CHAPTER TWELVE

Late 1530

Arthur was in the Tower.

The insurrection had been quashed relatively quickly, with few deaths. Although her mother was modest when describing her role, Mary knew that much of the credit for putting down the rebels belonged to her, and a part of her wished she could have seen Katherine of Aragon leading at the head of an army, as she had done at Flodden Field. A part of her also derived some petty satisfaction from knowing that her father and Anne now owed her mother their lives.

But the fact remained that there had been a rebellion, that someone had tried to dethrone her father, and that her uncle was imprisoned.

"But surely Father knows he had nothing to do with it?" Mary had burst out, when Mother relayed that bit of information.

Neither of them spoke. They both knew that consent had little to do with it.

Mother and daughter threw themselves into running the More, the better to distract themselves from their turmoil, until about a month after Arthur's arrest, when Father sent permission for Mother to visit him. She set off for London with her countenance smooth, but her body shaking with grief. Owen she left behind, as he was too young to make the journey to the city. He cried fitfully and at all hours of the day, and only calmed when Mary held him.

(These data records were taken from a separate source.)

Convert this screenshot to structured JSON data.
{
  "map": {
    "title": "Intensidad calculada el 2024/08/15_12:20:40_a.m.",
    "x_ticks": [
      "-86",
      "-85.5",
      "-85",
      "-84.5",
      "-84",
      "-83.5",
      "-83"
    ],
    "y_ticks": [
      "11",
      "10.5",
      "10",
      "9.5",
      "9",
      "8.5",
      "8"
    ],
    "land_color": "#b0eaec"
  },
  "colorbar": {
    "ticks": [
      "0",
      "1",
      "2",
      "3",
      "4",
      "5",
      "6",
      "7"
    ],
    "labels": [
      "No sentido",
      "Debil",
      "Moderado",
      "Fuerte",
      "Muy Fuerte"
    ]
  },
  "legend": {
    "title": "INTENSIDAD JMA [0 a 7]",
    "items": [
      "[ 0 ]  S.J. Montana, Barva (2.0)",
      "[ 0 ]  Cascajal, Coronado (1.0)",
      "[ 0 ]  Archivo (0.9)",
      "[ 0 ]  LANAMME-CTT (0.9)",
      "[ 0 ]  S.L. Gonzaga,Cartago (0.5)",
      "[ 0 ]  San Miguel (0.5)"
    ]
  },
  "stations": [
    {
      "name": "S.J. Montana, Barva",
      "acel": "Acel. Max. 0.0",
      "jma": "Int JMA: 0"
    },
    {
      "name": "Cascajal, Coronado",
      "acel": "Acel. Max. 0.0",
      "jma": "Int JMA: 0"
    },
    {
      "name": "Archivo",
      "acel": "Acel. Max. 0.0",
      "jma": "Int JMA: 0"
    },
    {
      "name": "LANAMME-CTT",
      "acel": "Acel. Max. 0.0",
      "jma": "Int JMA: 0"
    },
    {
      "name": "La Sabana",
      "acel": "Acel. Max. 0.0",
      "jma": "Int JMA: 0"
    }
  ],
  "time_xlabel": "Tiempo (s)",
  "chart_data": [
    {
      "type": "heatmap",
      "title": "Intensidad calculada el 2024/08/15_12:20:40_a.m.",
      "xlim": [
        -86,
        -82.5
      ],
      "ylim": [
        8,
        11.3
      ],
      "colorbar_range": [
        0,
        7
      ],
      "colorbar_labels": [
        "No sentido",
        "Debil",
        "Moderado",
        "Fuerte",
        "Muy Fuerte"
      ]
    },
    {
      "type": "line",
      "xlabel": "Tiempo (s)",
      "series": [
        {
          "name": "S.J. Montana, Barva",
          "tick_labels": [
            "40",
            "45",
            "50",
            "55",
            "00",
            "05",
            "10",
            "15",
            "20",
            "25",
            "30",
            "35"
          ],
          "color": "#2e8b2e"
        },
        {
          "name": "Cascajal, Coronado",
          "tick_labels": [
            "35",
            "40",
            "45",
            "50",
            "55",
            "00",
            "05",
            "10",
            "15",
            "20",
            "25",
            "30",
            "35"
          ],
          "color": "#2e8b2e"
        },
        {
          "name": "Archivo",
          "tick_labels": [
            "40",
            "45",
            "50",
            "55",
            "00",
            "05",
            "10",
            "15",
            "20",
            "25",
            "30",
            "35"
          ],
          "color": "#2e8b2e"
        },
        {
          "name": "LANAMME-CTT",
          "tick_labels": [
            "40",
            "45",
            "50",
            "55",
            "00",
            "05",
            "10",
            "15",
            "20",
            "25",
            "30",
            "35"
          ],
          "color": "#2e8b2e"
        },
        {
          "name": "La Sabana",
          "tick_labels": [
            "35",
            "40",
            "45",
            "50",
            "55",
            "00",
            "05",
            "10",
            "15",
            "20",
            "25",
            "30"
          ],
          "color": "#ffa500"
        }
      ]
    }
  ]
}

Sometimes, sitting in the nursery with Owen dozing in her arms, she would wonder if he remembered his father. Arthur had been arrested when he was barely a week old. Owen certainly missed his mother, as he'd at least had a month to bond with her.

News continued to come in from London. Barton and Bocking had both been arrested - Mary was not surprised to hear that - but the names of the other participants were not as easy to learn. Ursula Pole's treason was the strongest blow, so sharp that Mary's beloved Lady Salisbury stepped down from her position as governess out of shame and grief. Mary remembered how Ursula had been Arthur's mistress for a brief while, before he came to his senses, and how she had secured herself a position in the Exeters' household. It made her shiver to realize that treachery could strike so close to home.

Anne's miscarriage, too, had not been God's will, but pure murder. Jane Seymour, her mother's old friend, had been unknowingly responsible for serving Anne something that poisoned the child in her womb. And the Exeters were involved as well: the important people from court who had paid visits to the mad nun, with possible backing from the Pope and Reginald Pole serving as messenger between England and the continent.

It all made Mary's head spin, who to believe and who to forgive, the memory of old loyalty warring with the knowledge of betrayal, and she dealt with it by simply not thinking of it. She was now the Lady of the More in her mother's absence, and running the household even with the assistance of the Duchess of Norfolk, Lady Stafford, demanded all her sensibilities.

The question of how to manage the tenants living on the estate, for instance, was a thorny one. Lady Stafford strongly advocated keeping all of them out of the manor and in their homes. "Likely as not, it was gossips among them who spread the word of your lady mother's child, and ensured that it spread across England like wildfire and reached the mad nun in Kent. If we'd kept them outside where they belonged, this unrest would never have happened."

Mary knew that Lady Stafford was badly shaken by the treason, especially after what had happened to her own father, and she meant to protect all their interests. Still, she remembered the warmth and energy that had filled the More when the tenants were allowed inside. How it had felt to have the children look up to her, and to see Arthur at home among the commoners. "But they were my friends, and so good to us when Owen was about to be born."

"Begging Your Grace's pardon, but a soft heart will do you no good in this climate."

In the end, they invited the children, the most innocent, back up to the observatory, but kept the adults with sharper eyes and ears on their lands. Mary enjoyed watching them at play, but it sent a pang through her heart when she wondered if Owen would ever grow up as carefree and at ease as them.

How difficult running her own household was, and it was nothing compared to what her father was dealing with right now, what Arthur would have had to manage in another lifetime.

Time after time, the weight of Arthur's imprisonment would strike Mary like a mallet striking a gong, but she firmly turned her mind away from any and all such considerations. She had been an eager Princess of Wales. She knew her history. She knew the eventual fates of all rival claimants to the throne, be they as young as the Princes in the Tower or as old as Arthur, and she knew that her father knew as well.

Guide us all, Heavenly Father, Mary would pray, spooling first her mother's old rosary through her fingers, and then her stepfather's. Deliver us from this limbo, and help us solve this equation of trust and mistrust.